03:40In 2002, ZZ Top scheduled multiple tour dates for Europe. One show in Paris went on as planned,
03:46but with drum tech John Douglas sitting in for regular drummer Frank Beard.
03:49Just after the band reached Paris, Beard experienced pain that was so severe that
03:53he had to be hospitalized. Doctors diagnosed him with acute appendicitis and decided that
03:57the best course was an emergency appendix removal.

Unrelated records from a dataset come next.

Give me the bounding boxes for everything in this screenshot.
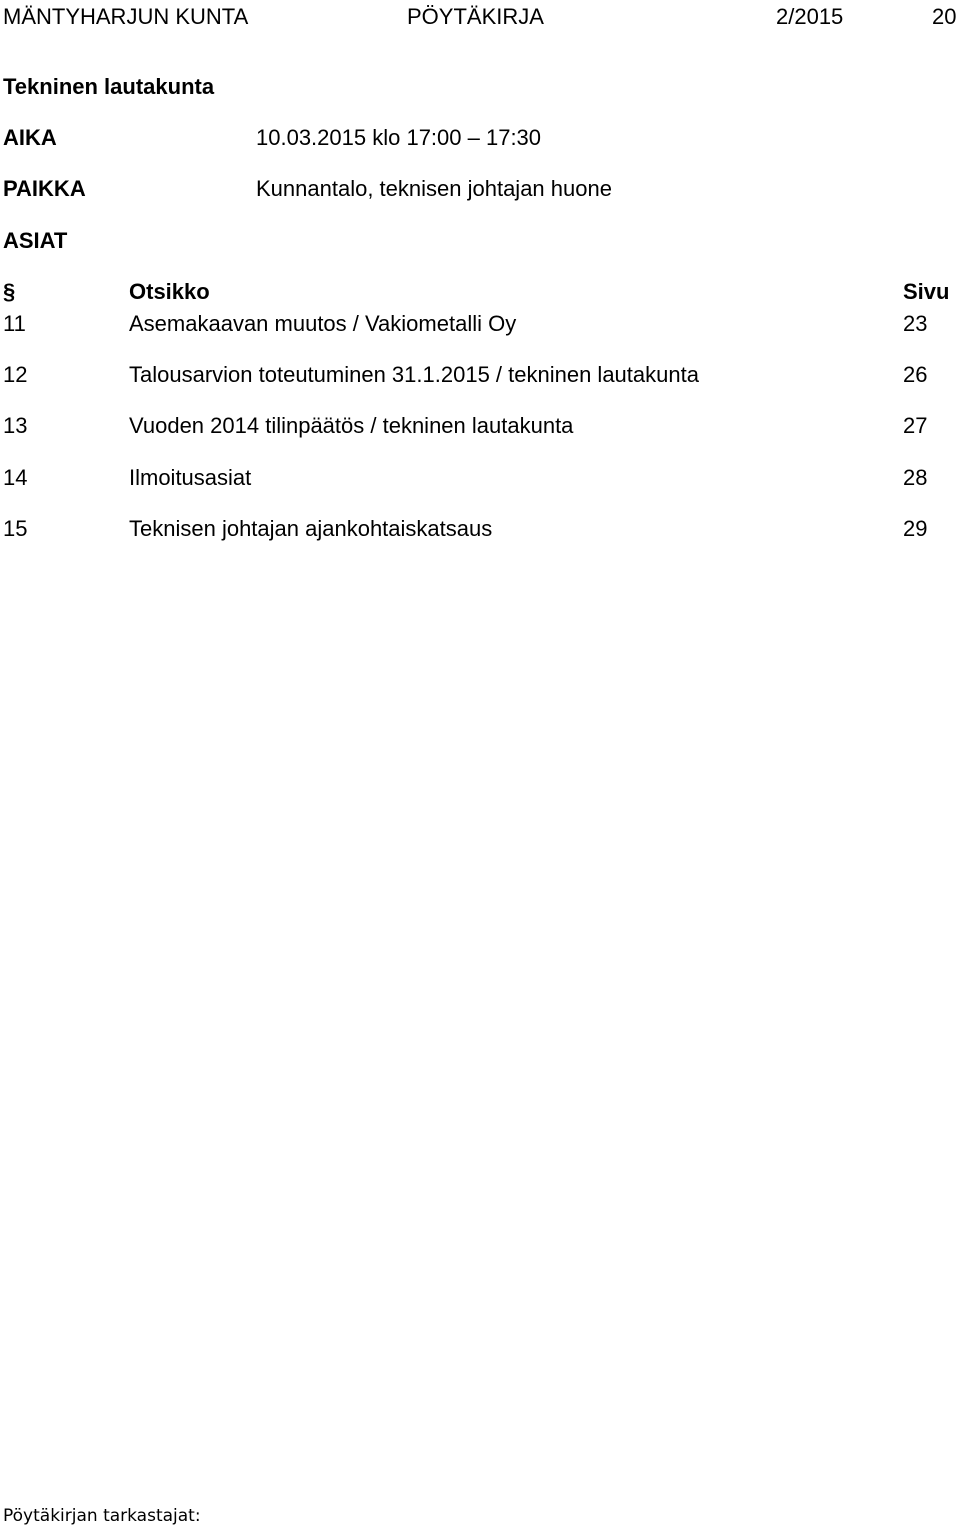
agenda-item-page: 23	[903, 311, 928, 336]
agenda-item-number: 15	[3, 516, 28, 541]
agenda-item-page: 28	[903, 465, 928, 490]
agenda-item-number: 14	[3, 465, 28, 490]
committee-title: Tekninen lautakunta	[3, 74, 215, 99]
agenda-item-title: Talousarvion toteutuminen 31.1.2015 / tekninen lautakunta	[129, 362, 699, 387]
agenda-title-header: Otsikko	[129, 279, 210, 304]
agenda-item-number: 12	[3, 362, 28, 387]
place-label: PAIKKA	[3, 176, 86, 201]
protocol-number: 2/2015	[776, 4, 844, 29]
time-label: AIKA	[3, 125, 57, 150]
agenda-page-header: Sivu	[903, 279, 950, 304]
organization-name: MÄNTYHARJUN KUNTA	[3, 4, 249, 29]
agenda-item-number: 11	[3, 311, 26, 336]
agenda-item-title: Ilmoitusasiat	[129, 465, 252, 490]
agenda-item-title: Teknisen johtajan ajankohtaiskatsaus	[129, 516, 493, 541]
agenda-item-page: 26	[903, 362, 928, 387]
agenda-item-title: Vuoden 2014 tilinpäätös / tekninen lautakunta	[129, 413, 574, 438]
agenda-item-title: Asemakaavan muutos / Vakiometalli Oy	[129, 311, 517, 336]
document-type: PÖYTÄKIRJA	[407, 4, 544, 29]
reviewers-label: Pöytäkirjan tarkastajat:	[3, 1506, 201, 1526]
place-value: Kunnantalo, teknisen johtajan huone	[256, 176, 612, 201]
page-number: 20	[932, 4, 957, 29]
time-value: 10.03.2015 klo 17:00 – 17:30	[256, 125, 542, 150]
agenda-item-page: 29	[903, 516, 928, 541]
agenda-item-page: 27	[903, 413, 928, 438]
section-symbol: §	[3, 279, 16, 304]
matters-label: ASIAT	[3, 228, 68, 253]
agenda-item-number: 13	[3, 413, 28, 438]
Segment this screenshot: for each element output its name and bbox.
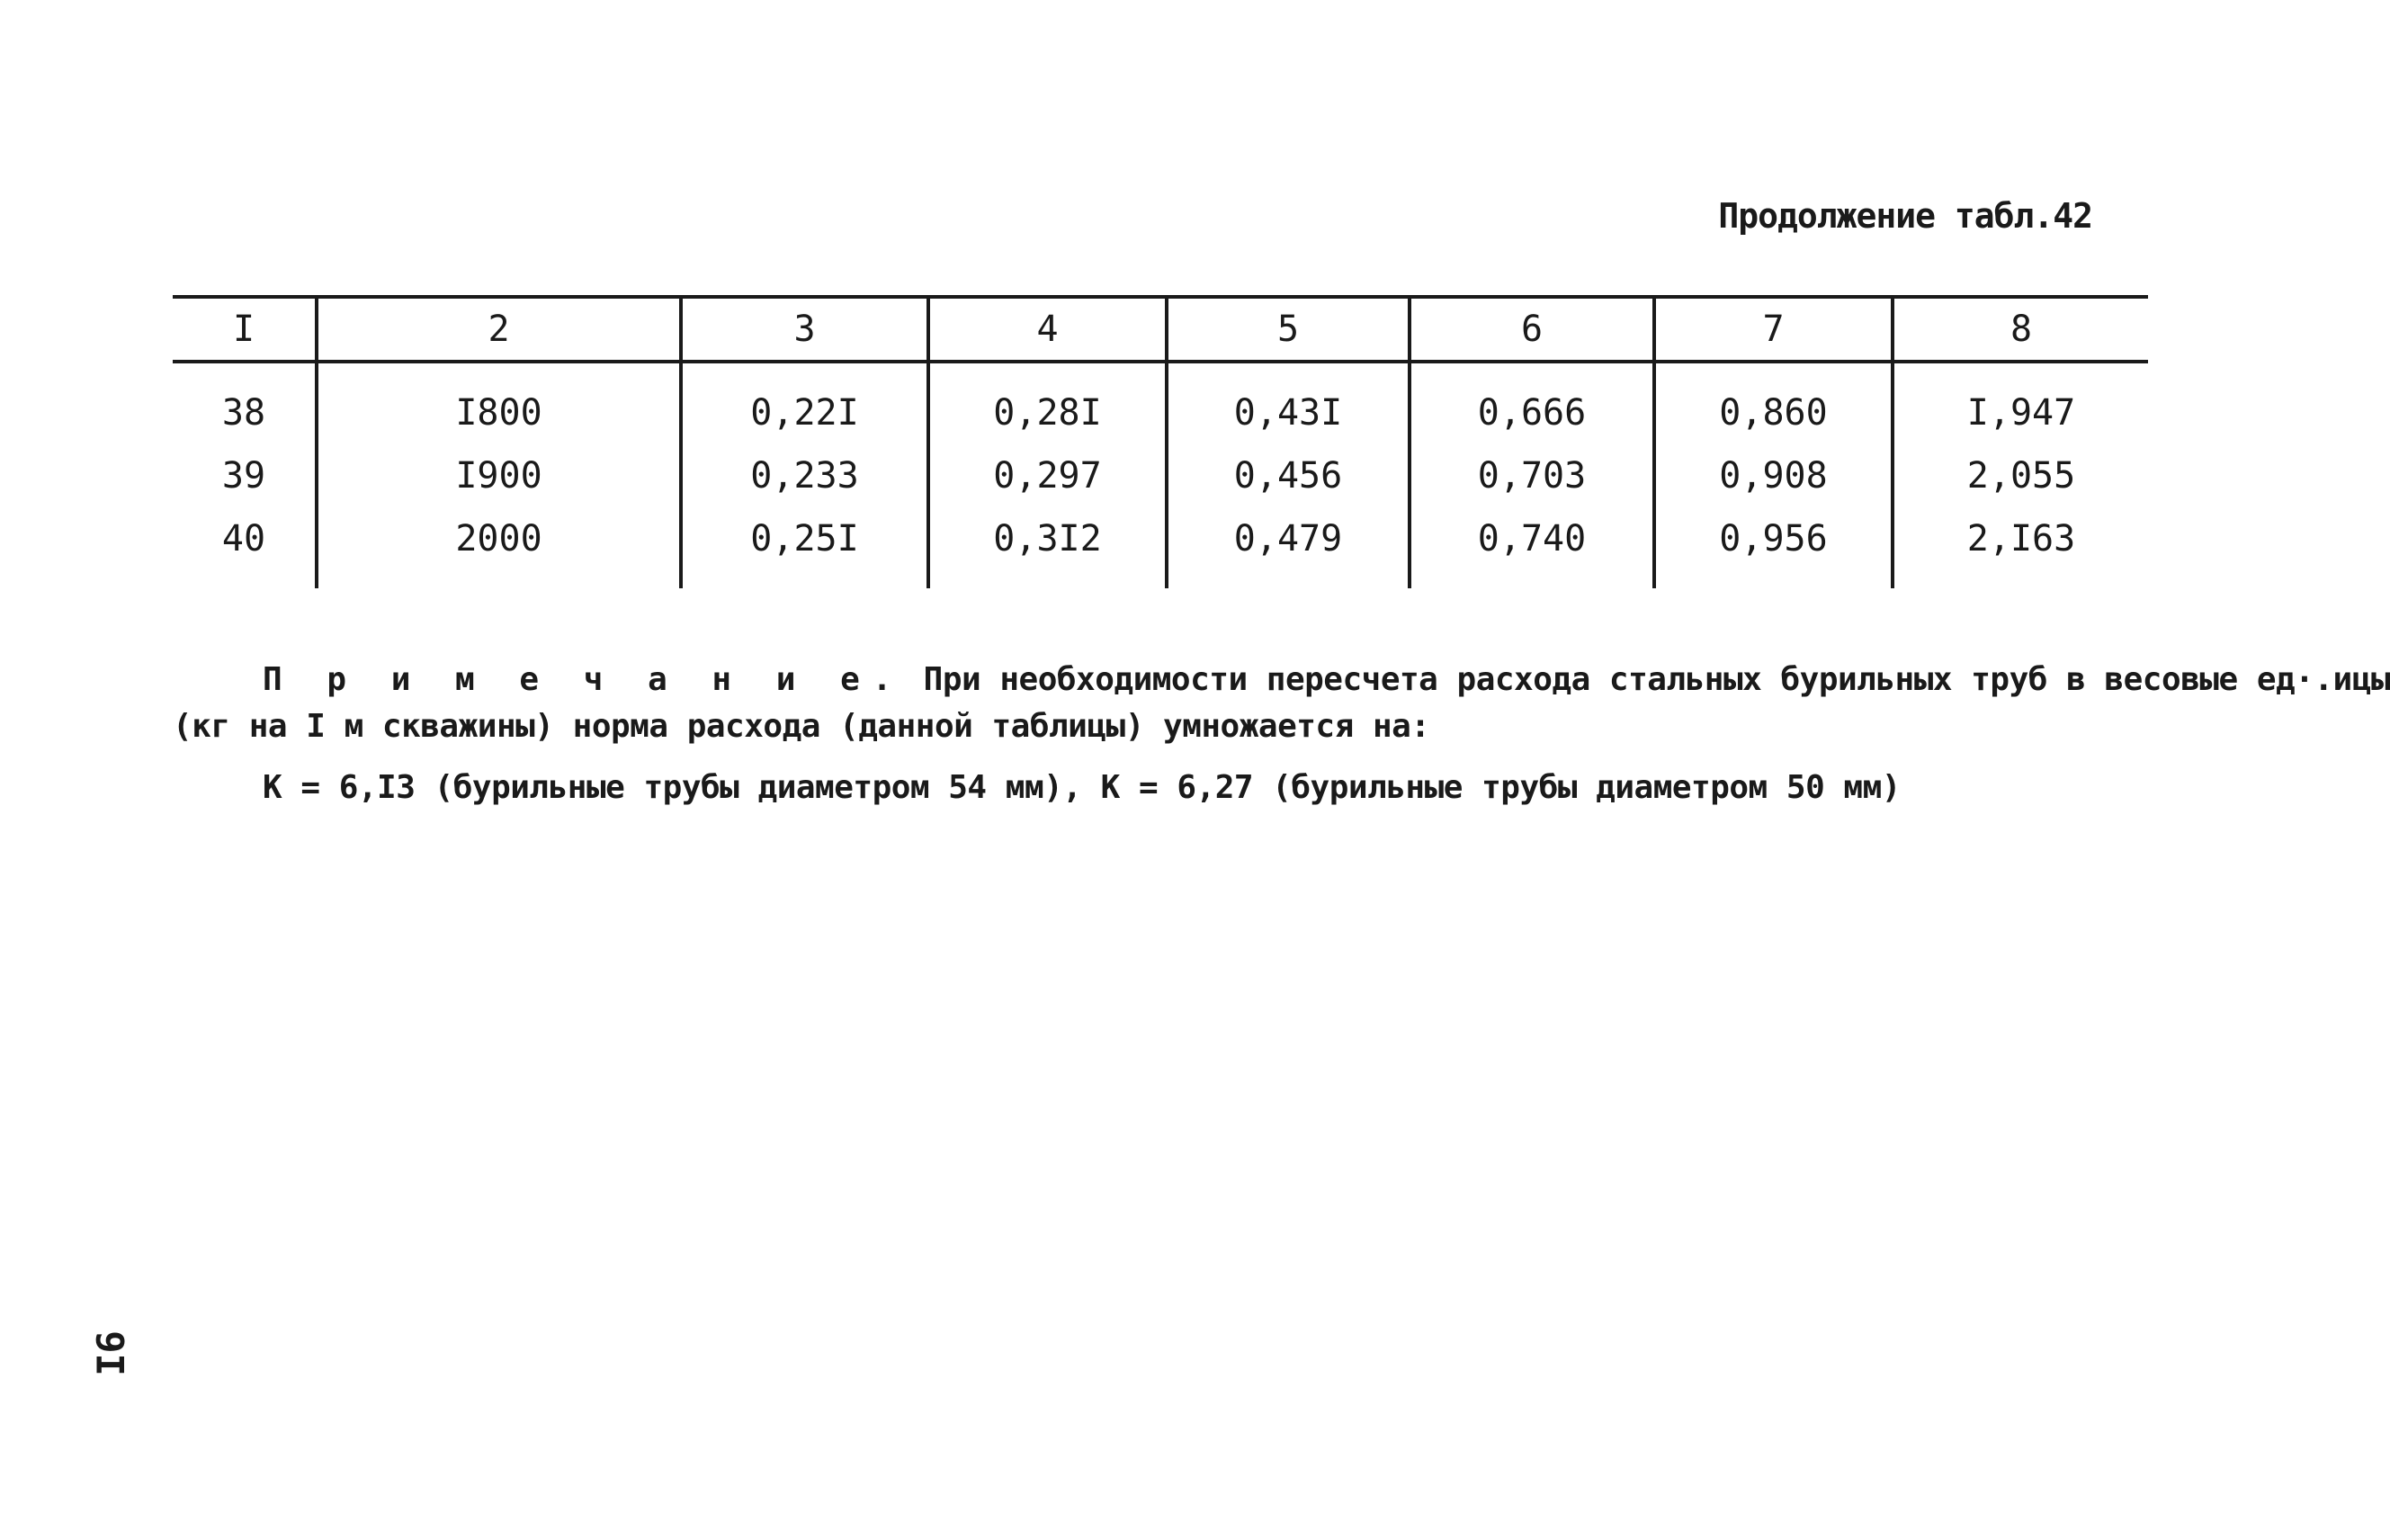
- table-cell: 0,22I: [681, 362, 928, 444]
- table-header-row: [173, 297, 2148, 362]
- table-row: [173, 444, 2148, 507]
- column-header: 7: [1654, 297, 1893, 362]
- table-cell: 40: [221, 518, 266, 560]
- table-cell: 0,908: [1654, 444, 1893, 507]
- table-cell: 0,297: [928, 444, 1167, 507]
- table-row: [173, 362, 2148, 444]
- table-cell: 0,25I: [681, 507, 928, 588]
- table-cell: 38: [221, 392, 266, 434]
- table-cell: I900: [317, 444, 681, 507]
- table-cell: 0,3I2: [928, 507, 1167, 588]
- table-cell: 2,055: [1893, 444, 2148, 507]
- table-cell: 0,43I: [1167, 362, 1410, 444]
- table-cell: 0,740: [1410, 507, 1654, 588]
- table-cell: 0,860: [1654, 362, 1893, 444]
- table-cell: 0,479: [1167, 507, 1410, 588]
- column-header: 6: [1410, 297, 1654, 362]
- table-cell: 0,703: [1410, 444, 1654, 507]
- note-line-3: К = 6,I3 (бурильные трубы диаметром 54 мм), К = 6,27 (бурильные трубы диаметром 50 мм): [263, 769, 1901, 806]
- note-line-1: [173, 661, 2390, 698]
- table-cell: 2,I63: [1893, 507, 2148, 588]
- column-header: 5: [1167, 297, 1410, 362]
- note-text-1: При необходимости пересчета расхода стальных бурильных труб в весовые ед·.ицы: [904, 661, 2390, 698]
- table-cell: I,947: [1893, 362, 2148, 444]
- table-row: [173, 507, 2148, 588]
- table-cell: 39: [221, 455, 266, 497]
- column-header: 3: [681, 297, 928, 362]
- page-number: I6: [88, 1330, 133, 1376]
- column-header: 4: [928, 297, 1167, 362]
- data-table: [173, 295, 2148, 588]
- table-cell: I800: [317, 362, 681, 444]
- note-label: П р и м е ч а н и е.: [263, 661, 905, 698]
- table-cell: 0,456: [1167, 444, 1410, 507]
- table-cell: 0,28I: [928, 362, 1167, 444]
- table-cell: 0,233: [681, 444, 928, 507]
- table-cell: 0,666: [1410, 362, 1654, 444]
- note-line-2: (кг на I м скважины) норма расхода (данной таблицы) умножается на:: [173, 708, 1430, 745]
- column-header: I: [173, 297, 317, 362]
- table-cell: 0,956: [1654, 507, 1893, 588]
- table-cell: 2000: [317, 507, 681, 588]
- column-header: 8: [1893, 297, 2148, 362]
- column-header: 2: [317, 297, 681, 362]
- table-caption: Продолжение табл.42: [1718, 196, 2092, 236]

Beard later announced in a statement
04:01delivered from his hospital bed,
04:03"...I'll be back in there as soon as the doctors give me the okay."
04:06He would eventually fully recover and rejoin the band on the road.
04:10Decades' worth of performances eventually left Dusty Hill in so much pain that he had to leave
04:14ZZ Top's 50th anniversary tour for medical treatment. In July 2021, he headed home to
04:19Texas, with Elwood Francis filling in for him. Hill's wife, Charlene McCrory, then wrote on
04:23the band's Facebook page,
04:25"...the plan was for another round of physical therapy with a different approach to help his
04:29chronic bursitis. The plan was he would return to the second leg of the tour in September."
04:33But just a week after Hill left the group, he passed away on July 28th at the age of 72.